Lukian Kobylitsa

Kobylitsa, Luk’ian

 

Born 1812 in the village of Putila, in present-day Chernovtsy Oblast; died Oct. 24, 1851, in Gura-Humorului, in the present-day district of Suceava in Rumania. Leader of an antifeudal peasant movement in Bukovina in the 1840’s. The son of a serf.

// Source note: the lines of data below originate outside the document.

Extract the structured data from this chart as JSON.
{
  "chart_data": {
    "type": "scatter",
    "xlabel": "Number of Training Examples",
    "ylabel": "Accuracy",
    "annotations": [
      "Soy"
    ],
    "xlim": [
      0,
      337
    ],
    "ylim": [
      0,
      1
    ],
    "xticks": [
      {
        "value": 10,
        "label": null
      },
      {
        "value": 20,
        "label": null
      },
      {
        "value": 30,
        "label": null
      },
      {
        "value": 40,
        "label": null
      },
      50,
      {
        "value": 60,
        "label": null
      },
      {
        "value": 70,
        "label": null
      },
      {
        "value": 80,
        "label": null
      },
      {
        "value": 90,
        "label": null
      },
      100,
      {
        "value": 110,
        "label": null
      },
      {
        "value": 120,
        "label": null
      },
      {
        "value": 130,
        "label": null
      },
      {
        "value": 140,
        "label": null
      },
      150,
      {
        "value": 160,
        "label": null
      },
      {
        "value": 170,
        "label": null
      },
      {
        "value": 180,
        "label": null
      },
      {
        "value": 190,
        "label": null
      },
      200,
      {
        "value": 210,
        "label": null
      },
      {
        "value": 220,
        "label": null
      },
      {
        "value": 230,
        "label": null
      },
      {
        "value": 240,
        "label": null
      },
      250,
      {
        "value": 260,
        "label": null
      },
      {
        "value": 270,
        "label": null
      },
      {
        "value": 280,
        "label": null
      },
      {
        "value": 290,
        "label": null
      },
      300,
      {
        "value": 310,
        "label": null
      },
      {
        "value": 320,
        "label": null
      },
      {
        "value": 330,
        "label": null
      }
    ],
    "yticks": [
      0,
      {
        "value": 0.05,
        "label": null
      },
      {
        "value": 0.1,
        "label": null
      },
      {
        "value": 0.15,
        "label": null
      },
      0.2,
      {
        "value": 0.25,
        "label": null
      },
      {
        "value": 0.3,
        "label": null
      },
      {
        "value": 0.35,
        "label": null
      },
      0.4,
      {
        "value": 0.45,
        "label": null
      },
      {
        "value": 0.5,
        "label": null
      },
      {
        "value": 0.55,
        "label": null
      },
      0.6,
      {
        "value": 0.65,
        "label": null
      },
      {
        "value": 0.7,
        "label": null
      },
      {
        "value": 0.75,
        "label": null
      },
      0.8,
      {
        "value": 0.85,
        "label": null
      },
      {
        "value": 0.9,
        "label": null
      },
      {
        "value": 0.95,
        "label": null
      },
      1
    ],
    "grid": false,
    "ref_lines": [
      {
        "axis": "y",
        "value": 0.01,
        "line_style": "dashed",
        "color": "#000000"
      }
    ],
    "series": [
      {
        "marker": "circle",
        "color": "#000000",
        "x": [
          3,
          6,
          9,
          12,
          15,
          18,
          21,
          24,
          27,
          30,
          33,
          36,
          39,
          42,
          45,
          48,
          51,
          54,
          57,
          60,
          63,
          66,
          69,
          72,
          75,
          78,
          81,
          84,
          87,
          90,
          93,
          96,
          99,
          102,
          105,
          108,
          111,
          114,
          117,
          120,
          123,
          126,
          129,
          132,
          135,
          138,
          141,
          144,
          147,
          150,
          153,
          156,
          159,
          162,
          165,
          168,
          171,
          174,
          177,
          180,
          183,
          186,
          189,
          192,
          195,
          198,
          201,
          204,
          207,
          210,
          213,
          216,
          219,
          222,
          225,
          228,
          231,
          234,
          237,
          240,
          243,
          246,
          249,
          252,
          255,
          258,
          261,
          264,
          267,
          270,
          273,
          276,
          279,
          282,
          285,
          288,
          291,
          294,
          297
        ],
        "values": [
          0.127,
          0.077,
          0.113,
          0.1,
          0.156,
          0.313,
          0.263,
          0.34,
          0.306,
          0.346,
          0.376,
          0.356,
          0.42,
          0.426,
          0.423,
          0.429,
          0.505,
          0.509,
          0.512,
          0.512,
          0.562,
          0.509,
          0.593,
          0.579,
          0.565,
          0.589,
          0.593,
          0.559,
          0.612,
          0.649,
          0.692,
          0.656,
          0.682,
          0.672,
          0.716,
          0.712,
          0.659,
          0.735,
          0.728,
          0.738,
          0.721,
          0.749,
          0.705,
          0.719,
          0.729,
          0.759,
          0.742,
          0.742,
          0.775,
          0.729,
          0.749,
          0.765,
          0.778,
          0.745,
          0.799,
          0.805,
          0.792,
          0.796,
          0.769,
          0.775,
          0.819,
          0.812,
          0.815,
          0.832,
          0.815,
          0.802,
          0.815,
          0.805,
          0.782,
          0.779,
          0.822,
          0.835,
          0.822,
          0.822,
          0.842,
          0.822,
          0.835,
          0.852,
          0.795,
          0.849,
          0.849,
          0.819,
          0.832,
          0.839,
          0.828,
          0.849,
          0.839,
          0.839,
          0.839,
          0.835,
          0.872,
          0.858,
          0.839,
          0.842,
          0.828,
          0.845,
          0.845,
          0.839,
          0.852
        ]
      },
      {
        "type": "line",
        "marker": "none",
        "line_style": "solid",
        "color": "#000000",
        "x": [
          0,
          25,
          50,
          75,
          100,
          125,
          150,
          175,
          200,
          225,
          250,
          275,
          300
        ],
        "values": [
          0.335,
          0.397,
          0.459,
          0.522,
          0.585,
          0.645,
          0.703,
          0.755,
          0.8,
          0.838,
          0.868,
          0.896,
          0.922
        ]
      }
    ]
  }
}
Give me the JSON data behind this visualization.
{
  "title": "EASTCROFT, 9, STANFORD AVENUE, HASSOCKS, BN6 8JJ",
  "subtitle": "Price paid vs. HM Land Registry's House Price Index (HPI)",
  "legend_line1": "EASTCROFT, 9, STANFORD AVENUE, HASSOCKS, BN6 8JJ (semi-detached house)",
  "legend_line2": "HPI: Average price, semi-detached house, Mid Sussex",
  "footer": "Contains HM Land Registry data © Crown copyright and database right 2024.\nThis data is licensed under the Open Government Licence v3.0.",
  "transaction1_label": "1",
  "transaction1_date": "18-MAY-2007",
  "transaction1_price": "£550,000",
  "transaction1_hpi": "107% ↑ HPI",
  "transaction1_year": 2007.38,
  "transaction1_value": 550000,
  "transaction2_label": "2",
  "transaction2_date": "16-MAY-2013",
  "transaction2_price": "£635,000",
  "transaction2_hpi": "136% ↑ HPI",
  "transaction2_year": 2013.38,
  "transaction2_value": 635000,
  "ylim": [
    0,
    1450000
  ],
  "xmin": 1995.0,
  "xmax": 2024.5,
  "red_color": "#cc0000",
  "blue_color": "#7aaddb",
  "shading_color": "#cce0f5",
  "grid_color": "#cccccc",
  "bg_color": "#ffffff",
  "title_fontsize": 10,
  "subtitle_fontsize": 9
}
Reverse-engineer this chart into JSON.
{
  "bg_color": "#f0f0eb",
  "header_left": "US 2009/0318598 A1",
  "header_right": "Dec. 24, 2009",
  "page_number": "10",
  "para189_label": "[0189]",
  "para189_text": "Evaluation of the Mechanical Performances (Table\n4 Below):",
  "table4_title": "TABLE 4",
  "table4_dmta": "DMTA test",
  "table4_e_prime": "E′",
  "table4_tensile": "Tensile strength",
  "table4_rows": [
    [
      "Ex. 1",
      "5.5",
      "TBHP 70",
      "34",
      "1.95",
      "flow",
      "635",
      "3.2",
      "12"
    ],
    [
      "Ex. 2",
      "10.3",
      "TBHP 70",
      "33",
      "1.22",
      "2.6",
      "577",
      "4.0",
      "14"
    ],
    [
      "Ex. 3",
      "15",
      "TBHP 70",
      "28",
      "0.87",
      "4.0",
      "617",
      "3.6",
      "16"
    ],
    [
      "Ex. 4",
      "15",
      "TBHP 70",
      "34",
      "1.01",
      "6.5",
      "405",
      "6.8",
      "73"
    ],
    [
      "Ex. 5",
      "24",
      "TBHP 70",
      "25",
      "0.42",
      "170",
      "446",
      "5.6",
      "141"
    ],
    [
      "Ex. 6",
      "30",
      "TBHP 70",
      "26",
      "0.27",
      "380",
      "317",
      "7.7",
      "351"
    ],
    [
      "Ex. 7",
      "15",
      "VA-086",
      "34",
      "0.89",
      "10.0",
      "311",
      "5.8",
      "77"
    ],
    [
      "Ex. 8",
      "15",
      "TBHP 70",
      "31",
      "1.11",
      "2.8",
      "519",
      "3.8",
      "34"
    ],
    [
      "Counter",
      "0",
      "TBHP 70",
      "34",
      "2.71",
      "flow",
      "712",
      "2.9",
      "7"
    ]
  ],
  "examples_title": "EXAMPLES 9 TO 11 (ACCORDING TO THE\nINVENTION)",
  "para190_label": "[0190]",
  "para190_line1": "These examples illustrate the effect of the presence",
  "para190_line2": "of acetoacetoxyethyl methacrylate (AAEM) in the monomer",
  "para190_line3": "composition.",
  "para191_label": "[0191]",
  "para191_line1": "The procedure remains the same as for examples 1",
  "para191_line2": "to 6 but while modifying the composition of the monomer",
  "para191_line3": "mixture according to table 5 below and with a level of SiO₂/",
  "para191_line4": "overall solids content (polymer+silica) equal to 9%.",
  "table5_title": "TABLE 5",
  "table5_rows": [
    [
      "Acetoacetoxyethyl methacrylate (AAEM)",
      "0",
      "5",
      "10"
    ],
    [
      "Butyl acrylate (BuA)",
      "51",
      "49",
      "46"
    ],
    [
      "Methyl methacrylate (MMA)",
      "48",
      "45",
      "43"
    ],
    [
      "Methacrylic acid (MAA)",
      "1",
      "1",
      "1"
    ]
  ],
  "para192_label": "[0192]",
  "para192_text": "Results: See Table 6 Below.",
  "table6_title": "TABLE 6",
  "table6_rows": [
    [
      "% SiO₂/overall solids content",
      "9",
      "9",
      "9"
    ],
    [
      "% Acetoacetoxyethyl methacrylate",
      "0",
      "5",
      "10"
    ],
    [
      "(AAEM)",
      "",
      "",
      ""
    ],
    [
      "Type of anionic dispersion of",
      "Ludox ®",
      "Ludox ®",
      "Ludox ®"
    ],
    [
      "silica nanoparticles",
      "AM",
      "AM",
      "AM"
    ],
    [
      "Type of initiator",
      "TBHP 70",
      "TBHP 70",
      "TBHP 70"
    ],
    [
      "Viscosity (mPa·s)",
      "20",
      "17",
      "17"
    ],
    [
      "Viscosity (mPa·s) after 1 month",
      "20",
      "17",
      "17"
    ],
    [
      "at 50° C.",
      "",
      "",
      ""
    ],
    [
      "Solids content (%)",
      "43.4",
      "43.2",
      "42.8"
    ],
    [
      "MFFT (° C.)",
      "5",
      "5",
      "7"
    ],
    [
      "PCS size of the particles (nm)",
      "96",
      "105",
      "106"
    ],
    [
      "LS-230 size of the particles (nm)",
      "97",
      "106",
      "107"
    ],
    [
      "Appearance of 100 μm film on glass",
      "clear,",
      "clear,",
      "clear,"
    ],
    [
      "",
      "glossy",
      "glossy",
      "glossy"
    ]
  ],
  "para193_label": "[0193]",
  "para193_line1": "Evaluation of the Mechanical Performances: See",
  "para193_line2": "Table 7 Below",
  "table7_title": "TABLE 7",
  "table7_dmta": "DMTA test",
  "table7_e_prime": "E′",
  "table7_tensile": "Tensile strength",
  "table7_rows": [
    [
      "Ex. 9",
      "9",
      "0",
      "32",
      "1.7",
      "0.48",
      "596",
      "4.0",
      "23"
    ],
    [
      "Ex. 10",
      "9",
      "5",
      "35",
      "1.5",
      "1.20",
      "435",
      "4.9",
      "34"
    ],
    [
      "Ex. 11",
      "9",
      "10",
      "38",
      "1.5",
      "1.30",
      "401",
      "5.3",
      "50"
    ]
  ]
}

In 1843, Kobylitsa headed a movement of the peasants from 16 villages who refused to serve the feudal lords, drove away the landowners’ administration, and demanded the transfer of the serfs to the status of state peasants. The movement was suppressed by Austrian troops in the spring of 1844, and 220 of the participants were subjected to corporal punishments, with Kobylitsa being prosecuted. During the Revolution of 1848–49, the peasants of Bukovina elected him to the Austrian parliament, where he joined the deputies who opposed absolutism and favored the abolition of serfdom. After the complete defeat of the revolution, Kobylitsa organized an armed peasant detachment in Bukovina that fought against the landowners and the Austrian monarchy until the summer of 1849. In 1850 he was arrested and exiled.

REFERENCES

Selianskyi rukh na Bukovyni v 40-kh rokakh XIXst.: Zbirnyk dokumentiv. Kiev, 1949.
Shevchenko, F. P. Luk’ian Kobylytsia. Kiev, 1958.
Istoriia Ukrainskoi SSR, vol. 1. Kiev, 1969. Pages 412–17.